Try to listen to some other works of Mozart.For me it is a treasure of unspeakable beauty. Maybe you like the pianoconcertos. Obviously music is a matter of taste, but often it is also a matter of experience. Maybe you have not heard much music of him and it might be that you change your opinion.
Well, greetings :)
ps: We all like this beatiful ravel suite, and thats a good thing :D
Mozart was Ravel's own favorite composer.
Classical music is boring
Amazing sound with good creative sound card and akg headphones
How much I ADORE this music.
Best composition ever..
Merveilleux ! Vous avez remarqué la justesse des choeurs ? Incroyable !
I had a marching band show based on music like this.
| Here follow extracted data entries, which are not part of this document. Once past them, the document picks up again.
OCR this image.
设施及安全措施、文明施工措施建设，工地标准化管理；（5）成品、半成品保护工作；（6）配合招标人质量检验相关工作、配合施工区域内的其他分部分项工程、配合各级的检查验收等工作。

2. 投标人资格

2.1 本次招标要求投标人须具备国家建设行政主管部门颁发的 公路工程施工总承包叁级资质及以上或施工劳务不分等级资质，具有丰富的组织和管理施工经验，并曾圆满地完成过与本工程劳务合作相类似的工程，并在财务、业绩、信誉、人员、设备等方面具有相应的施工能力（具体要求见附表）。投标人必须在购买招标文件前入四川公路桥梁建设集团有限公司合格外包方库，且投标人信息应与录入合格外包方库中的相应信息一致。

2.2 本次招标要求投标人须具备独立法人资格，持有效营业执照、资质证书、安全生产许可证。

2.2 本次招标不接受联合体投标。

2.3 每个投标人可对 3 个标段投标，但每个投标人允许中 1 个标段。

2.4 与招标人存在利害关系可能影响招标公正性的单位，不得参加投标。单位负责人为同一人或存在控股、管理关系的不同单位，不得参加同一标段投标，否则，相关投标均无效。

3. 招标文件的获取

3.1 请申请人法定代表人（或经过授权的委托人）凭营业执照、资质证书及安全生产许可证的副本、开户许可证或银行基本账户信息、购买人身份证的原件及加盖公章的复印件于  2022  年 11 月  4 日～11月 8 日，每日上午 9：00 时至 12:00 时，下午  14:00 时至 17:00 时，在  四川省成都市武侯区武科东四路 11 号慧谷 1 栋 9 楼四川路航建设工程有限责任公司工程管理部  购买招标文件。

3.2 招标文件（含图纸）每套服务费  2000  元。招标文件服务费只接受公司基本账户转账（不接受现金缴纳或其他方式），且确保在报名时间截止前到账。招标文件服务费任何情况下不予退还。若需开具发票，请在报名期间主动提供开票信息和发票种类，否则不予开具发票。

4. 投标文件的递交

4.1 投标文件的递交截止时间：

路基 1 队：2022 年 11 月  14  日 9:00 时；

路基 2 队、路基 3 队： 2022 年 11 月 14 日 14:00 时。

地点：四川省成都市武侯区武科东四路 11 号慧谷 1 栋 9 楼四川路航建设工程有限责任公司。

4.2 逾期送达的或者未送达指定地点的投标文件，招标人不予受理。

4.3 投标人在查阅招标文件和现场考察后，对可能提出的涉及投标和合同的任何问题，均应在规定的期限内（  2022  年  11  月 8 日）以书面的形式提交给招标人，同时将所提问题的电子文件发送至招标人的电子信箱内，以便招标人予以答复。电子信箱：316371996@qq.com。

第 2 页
It was called Cote d'Azur and it was one of our best show.
My God 0:00-1:15 or so! And the recapitulation of the initial climax, now w choir, @ 4:34! Gorgeous!
@CurzonRoad Speechless. Just beautiful. Heartfelt thanks.
Wait what, what is this, I feel like I stepped into a new world, I feel a childlike sense of awe how is this not popular, I'm gen z but this music makes bach sound like baby music if that makes sense (no offense to bach I like bach) this captures the unattainable mystery emotion that gives you hope and motivation and peace all at the same time, wow
Ravel has passed. Who among us would not wish something we gave from the heart with love and dedication be heard by many in favor of those "owning" the rights to make money from it?
beautiful music,beautiful interpretation. W Ravel
The score brings back memories when my old friends were still cool and when my buddy Keith was alive
4:34 Goosebumps
When this was premiered in Paris, the ballet could not dance to the 5/4 ending because it was so asymmetrical. They went on strike.
The Crescendo used here is similar to one of Hisaishi's works. Awesome.
This is definitely one of my favorite pieces of music ever!